Las asociaciones en torno a la memoria histórica muestran una preocupación lógica por el destino de sus familiares desaparecidos. La recuperación se refiere exclusivamente a los restos corporales de los fallecidos. En este terreno, la química ofrece una respuesta inmediata a la zozobra de los allegados. No tienen necesidad de salir a buscarlos, los llevan dentro, formando parte de sus órganos más íntimos. No nos referimos al equipaje genético, que al fin y al cabo es una reproducción. Inevitablemente hay átomos en sus cuerpos que pertenecieron a sus antepasados. Esa incorporación debería tranquilizarles, aunque lleve adjunta el inconveniente de su escasa selectividad.

Cada vez que respiramos, inhalamos varias moléculas de oxígeno emitidas por Julio César cuando profirió su "¿tú también, Bruto?", y también del vaho del discurso de investidura de Aznar. En cuanto abro la boca, noto que estoy besando a Ava Gardner en su mejor momento. La interconexión material entre seres humanos está garantizada, a falta de resolver la cuestión secundaria de las proporciones. Por ejemplo, en mi composición ha entrado un número excesivo de átomos procedentes de personas mahumoradas. Nuestros cuerpos son un inmenso relicario donde puede leerse en todo momento la historia del universo.

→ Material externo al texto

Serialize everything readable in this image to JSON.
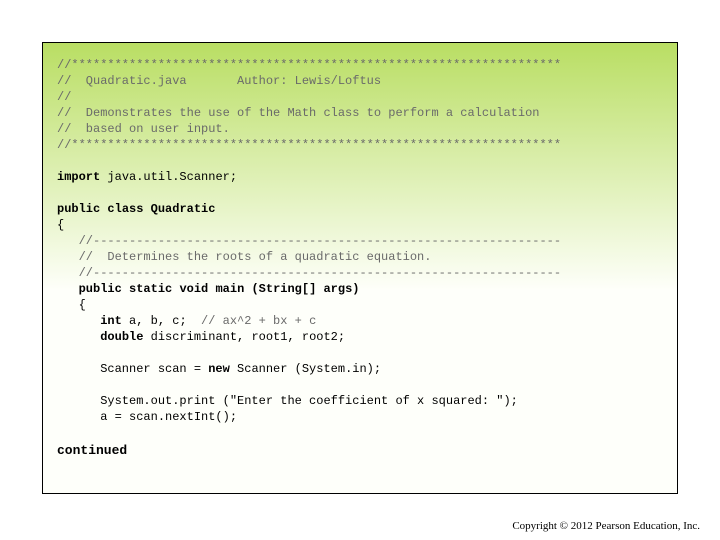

La presencia ineludible del pasado en nuestra constitución debe tranquilizarnos, cuando nos dedicamos a la actualidad que creamos a cada momento con más pasión que a la historia, que nos posee antes que pertenecernos. El duelo por introspección nos reconcilia con los desaparecidos que llevamos dentro, hasta que reparamos en que también transportamos átomos de sus asesinos, así de promiscuo es el cosmos. Quevedo exhibe una intuición científica descomunal cuando escribe que "serán ceniza, mas tendrá sentido;/ polvo serán, mas polvo enamorado". La conclusión es que los restos que rastrea la memoria histórica ya forman parte de nosotros, por lo que sólo poseen el valor que subjetivamente les adjudicamos. Ni un átomo más.